BETHEL — What’s a robot doing in Bethel, Maine? This story starts when a step-father and step-son are talking one day after the step-father gets home from work. The step-father tells his step-son he’s having a problem at work.
He’s a snowmaker working at Sunday River. It’s December, the middle of the busiest snow season, and he and his team believe there is a compromise in the intake pipe from Sunday River heading up to the pump house.
The step-son, Dylan Thayer Greenberg, is a Senior at Gould Academy, and is a member of the underwater robotics team. He comes up with a solution to his step-father’s dilemma. He suggests sending their robot up the pipe with a camera to inspect it and see if there is a problem. This way, they don’t have to wait until spring or call a diver.
And so Greenberg and a group from Gould take the Blue Robotics ROV and go to Sunday River, helping target blockages and ensuring the water intake pipes work to their fullest potential.
Because of Greenberg’s solution-oriented thinking, among many things, he was awarded The River Fund Maine Scholarship. The scholarship awards him up to $20,000 each year for four years toward the cost of college tuition and fees, room and board, books, and educational supplies. Greenberg will be attending Rochester Institute of Technology in it’s five-year Engineering Program.

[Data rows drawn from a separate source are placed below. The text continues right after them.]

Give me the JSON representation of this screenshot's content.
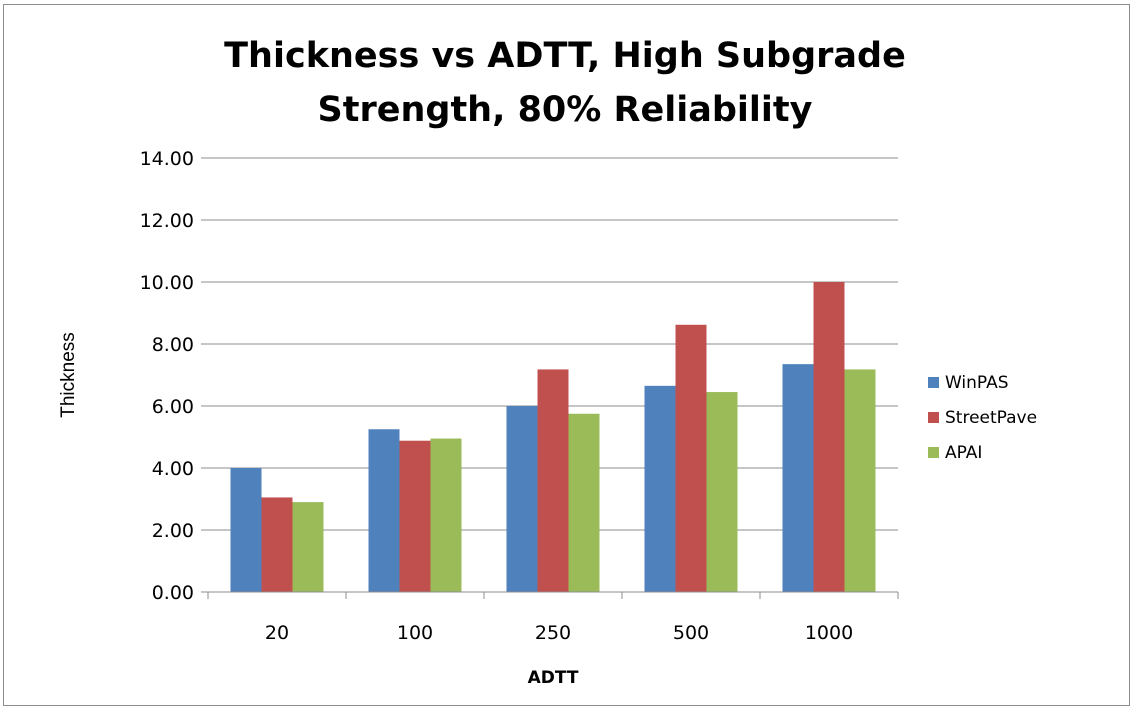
{
  "chart_data": {
    "type": "bar",
    "title_lines": [
      "Thickness vs ADTT, High Subgrade",
      "Strength, 80% Reliability"
    ],
    "xlabel": "ADTT",
    "ylabel": "Thickness",
    "categories": [
      "20",
      "100",
      "250",
      "500",
      "1000"
    ],
    "series": [
      {
        "name": "WinPAS",
        "color": "#4f81bd",
        "values": [
          4.0,
          5.25,
          6.0,
          6.65,
          7.35
        ]
      },
      {
        "name": "StreetPave",
        "color": "#c0504d",
        "values": [
          3.05,
          4.88,
          7.18,
          8.62,
          10.0
        ]
      },
      {
        "name": "APAI",
        "color": "#9bbb59",
        "values": [
          2.9,
          4.95,
          5.75,
          6.45,
          7.18
        ]
      }
    ],
    "ylim": [
      0,
      14
    ],
    "ytick_labels": [
      "0.00",
      "2.00",
      "4.00",
      "6.00",
      "8.00",
      "10.00",
      "12.00",
      "14.00"
    ],
    "grid": true,
    "legend_position": "right"
  }
}
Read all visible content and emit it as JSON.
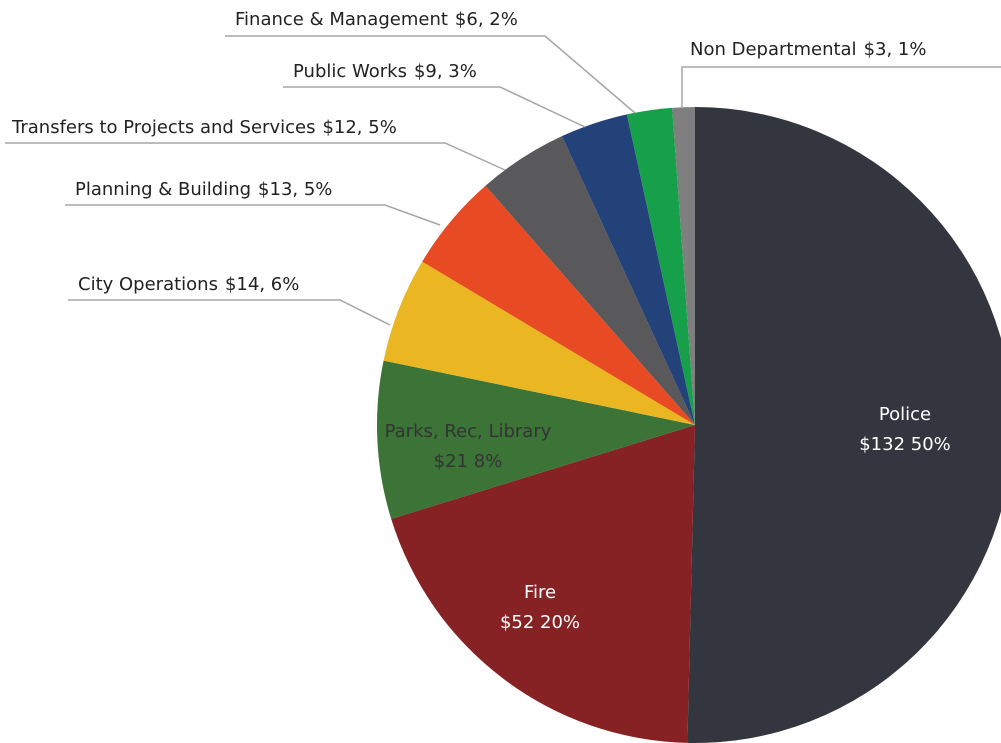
{
  "chart_data": {
    "type": "pie",
    "categories": [
      "Police",
      "Fire",
      "Parks, Rec, Library",
      "City Operations",
      "Planning & Building",
      "Transfers to Projects and Services",
      "Public Works",
      "Finance & Management",
      "Non Departmental"
    ],
    "values": [
      132,
      52,
      21,
      14,
      13,
      12,
      9,
      6,
      3
    ],
    "value_labels": [
      "$132  50%",
      "$52  20%",
      "$21  8%",
      "$14, 6%",
      "$13, 5%",
      "$12, 5%",
      "$9, 3%",
      "$6, 2%",
      "$3, 1%"
    ],
    "colors": [
      "#33363f",
      "#862124",
      "#3c7337",
      "#eab622",
      "#e84b24",
      "#59595b",
      "#23427a",
      "#16a04a",
      "#7f7f7f"
    ]
  }
}
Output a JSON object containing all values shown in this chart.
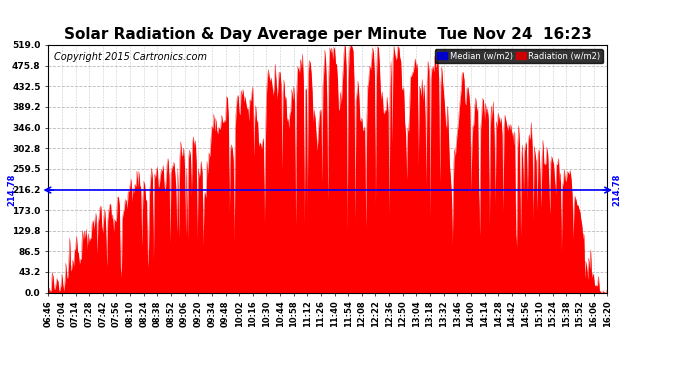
{
  "title": "Solar Radiation & Day Average per Minute  Tue Nov 24  16:23",
  "copyright": "Copyright 2015 Cartronics.com",
  "median_value": 214.78,
  "y_ticks": [
    0.0,
    43.2,
    86.5,
    129.8,
    173.0,
    216.2,
    259.5,
    302.8,
    346.0,
    389.2,
    432.5,
    475.8,
    519.0
  ],
  "y_max": 519.0,
  "y_min": 0.0,
  "bar_color": "#FF0000",
  "median_color": "#0000FF",
  "background_color": "#FFFFFF",
  "grid_color": "#AAAAAA",
  "legend_median_bg": "#0000CC",
  "legend_radiation_bg": "#CC0000",
  "x_labels": [
    "06:46",
    "07:04",
    "07:14",
    "07:28",
    "07:42",
    "07:56",
    "08:10",
    "08:24",
    "08:38",
    "08:52",
    "09:06",
    "09:20",
    "09:34",
    "09:48",
    "10:02",
    "10:16",
    "10:30",
    "10:44",
    "10:58",
    "11:12",
    "11:26",
    "11:40",
    "11:54",
    "12:08",
    "12:22",
    "12:36",
    "12:50",
    "13:04",
    "13:18",
    "13:32",
    "13:46",
    "14:00",
    "14:14",
    "14:28",
    "14:42",
    "14:56",
    "15:10",
    "15:24",
    "15:38",
    "15:52",
    "16:06",
    "16:20"
  ],
  "title_fontsize": 11,
  "copyright_fontsize": 7,
  "tick_fontsize": 6.5
}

“Dylan is incredibly curious and intellectually tenacious. He is interested in many subjects, and once he becomes engaged with a subject or an idea, he can exhibit incredible persistence about discovering and learning as much as possible about that subject,” says Maggie Davis, associate director of College Counseling at Gould Academy.
Greenberg’s focus with either be on cybersecurity or space exploration.